Она медленно приблизилась к нам. Мы по-прежнему сидели, привалившись к стене, как школьники, рассказывающие друг другу суру, в которой речь идет о женщинах. Аббад в смущении встал. Я продолжал сидеть, пребывая в задумчивости. Маддалена пустилась восхвалять падишаха:
— С тех пор как он пришел к власти, настал конец кровопролитию, начавшемуся при его отце. Он не резал ни родных, ни двоюродных братьев, ни сыновей. Высланная из Египта знать вернулась домой. Тюрьмы опустели. Константинополь не нарадуется на молодого государя, сравнивая его поступки с действием благодатной росы, Каир забыл о страхе и трауре.
— Османский султан, который не убивает? — с сомнением произнес я.
— Государь не может не убивать, — взялся отвечать Аббад. — Но Солиману это не доставляет удовольствия, как его предшественнику. Солиман — отпрыск османской породы, и когда речь идет о завоеваниях, ни в чем не уступает своему отцу. Два месяца держит он в осаде рыцарей на острове Родос, собрав там самый большой флот, когда-либо бывший у исламского государя. Среди его военачальников Харун, твой зять, с ним его старший сын, которому предстоит когда-нибудь жениться на твоей дочери Сарват. Хочешь ты этого или нет, твои близкие уже втянуты в эту битву. Даже если у тебя нет желания присоединиться к ним, не стоит ли по крайней мере пожелать им удачи?
Я обернулся к Маддалене, совершенно очарованной речью моего друга. И спросил:
— Если бы я решил, что для нас настал час отправиться в Тунис, что бы ты ответила?
— Одно твое слово, и я с радостью пущусь в путь, подальше от Папы-инквизитора, который ждет только случая, чтобы схватить тебя!
Из нас троих Аббад пребывал в наибольшем возбуждении.
— Ничто не держит вас здесь.

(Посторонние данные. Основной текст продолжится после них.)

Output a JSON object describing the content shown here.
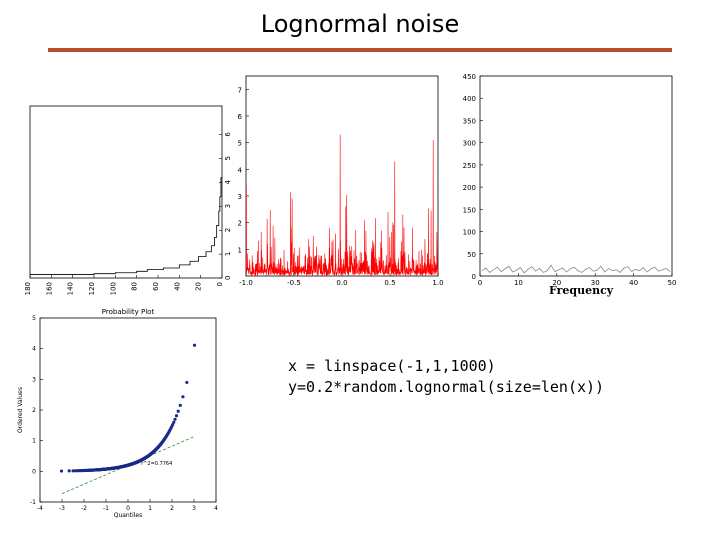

Так отправимся в путь вместе!
— Сейчас декабрь. Если нам предстоит плыть по морю, раньше чем через три месяца нечего и думать трогаться в путь, — отвечал я.
— Поедемте со мною в Неаполь, а уж оттуда с наступлением весны отправитесь в Тунис.
— Не вижу в этом ничего невозможного, — раздумчиво проговорил я. — Хорошо, я подумаю!
Аббад не расслышал последней фразы, и чтобы отметить мое согласие и не дать мне возможности передумать, кликнул в окно двух своих слуг. Одному велел сходить за двумя бутылками лучшего греческого вина, другому — набить трубку.
— Ты уже пробовал этот сладкий яд Нового мира?
— Да, приходилось, два года назад у одного флорентийского кардинала.
— А торгуют ли им в Риме?
— Только в некоторых тавернах. Однако tabacchini, которые их содержат, на самом плохом счету у римлян.
— Вскоре весь мир будет покрыт табачными лавками, и репутация tabacchini будет не хуже репутации бакалейщиков и парфюмеров. Я и сам привожу из Севильи большие партии табака и торгую им в Брессе и Константинополе.